Au Royaume-Uni comme dans la plupart des pays avancés dits « libéraux » (États-Unis, Canada, Australie…), l’effort budgétaire déployé par l’État durant la crise sanitaire est venu compenser la relative faiblesse des amortisseurs sociaux et s’est révélé particulièrement important. D’après les estimations du Fonds monétaire international (FMI) ce ne sont pas moins de 340 milliards de livres ou 16 points de PIB qui ont été transférés dans l’économie en 2020-21, un record en Europe3 . Si le « quoi qu’il en coûte » se justifie désormais moins, son arrêt aura donc tout de même valeur de test. Il a déjà commencé. Fin septembre, le gouvernement a mis fin aux principaux dispositifs de maintien dans l’emploi qu’ont représenté le Coronavirus Job Retention Scheme (CJRS) et le Self-employed Income Support Scheme (SEISS). Depuis leur mise en place, en mars et avril 2020, les deux programmes auront bénéficié à quelque 14,5 millions d’actifs (salariés et indépendants) et largement contribué à limiter la hausse du chômage, dont le taux a à peine dépassé 5% au plus fort de la crise. Rendue possible par l’amélioration de la conjoncture, leur expiration ne signifie pas moins, pour 1,5 million de personnes encore en « congés » dans les entreprises, un délicat retour à la réalité, dont on peut espérer qu’il sera facilité par l’actuelle pénurie de main d’œuvre.

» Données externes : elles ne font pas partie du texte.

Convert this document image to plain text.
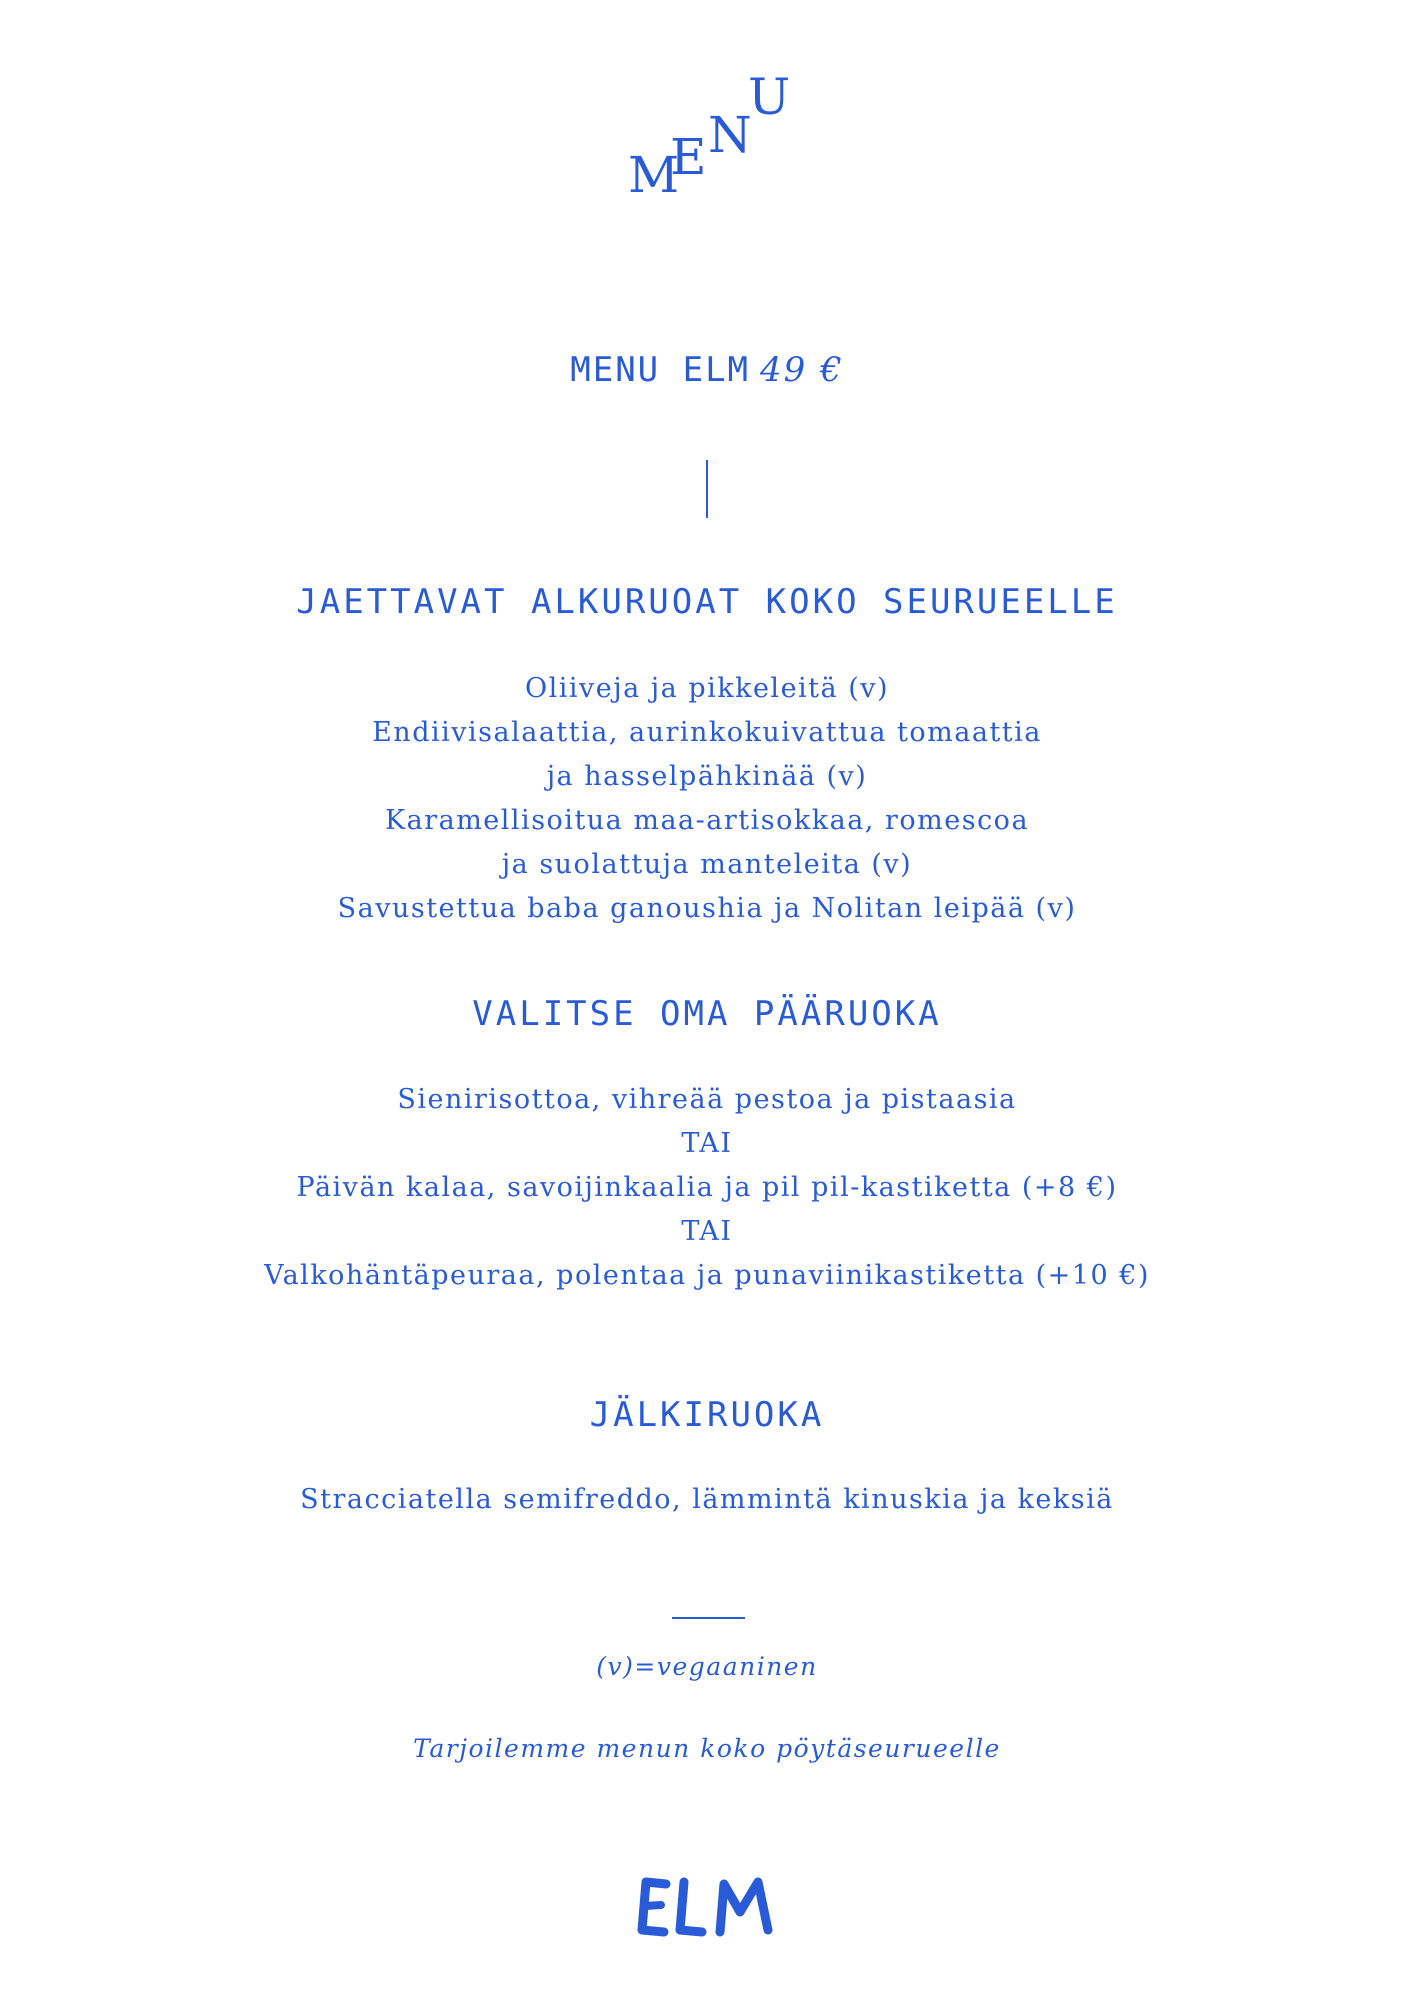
M
E N
U
MENU ELM 49 €
JAETTAVAT ALKURUOAT KOKO SEURUEELLE
Oliiveja ja pikkeleitä (v)
Endiivisalaattia, aurinkokuivattua tomaattia
ja hasselpähkinää (v)
Karamellisoitua maa-artisokkaa, romescoa
ja suolattuja manteleita (v)
Savustettua baba ganoushia ja Nolitan leipää (v)
VALITSE OMA PÄÄRUOKA
Sienirisottoa, vihreää pestoa ja pistaasia
TAI
Päivän kalaa, savoijinkaalia ja pil pil-kastiketta (+8 €)
TAI
Valkohäntäpeuraa, polentaa ja punaviinikastiketta (+10 €)
JÄLKIRUOKA
Stracciatella semifreddo, lämmintä kinuskia ja keksiä
(v)=vegaaninen
Tarjoilemme menun koko pöytäseurueelle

Le retrait des perfusions ne s’arrête pas là. Avec les aides à l’emploi, disparaissent aussi pour quelque 6 millions de citoyens britanniques la bonification de 20 livres par semaine du crédit universel (universal credit), ainsi que, pour l’ensemble des ménages, la TVA réduite sur l’hôtellerie-restauration (remontée de 5% à 12,5% en octobre 2021 puis à 20% en avril 2022) ou encore l’abattement spécial appliqué aux droits de mutation, déjà passé de 500 000 à 250 000 livres en juillet, et qui reviendra à 125 000 livres en octobre. Déjà perceptible à travers la retombée des transactions immobilières ou des indices d’enquêtes auprès des directeurs d’achats (graphique 3), l’assagissement de la conjoncture épouse logiquement le tournant de la politique gouvernementale. Traduit en chiffres de croissance, il devrait surtout être perceptible en fin d’année, lorsque la remontée de l’inflation aura pour conséquence d’affaiblir le pouvoir d’achat des ménages.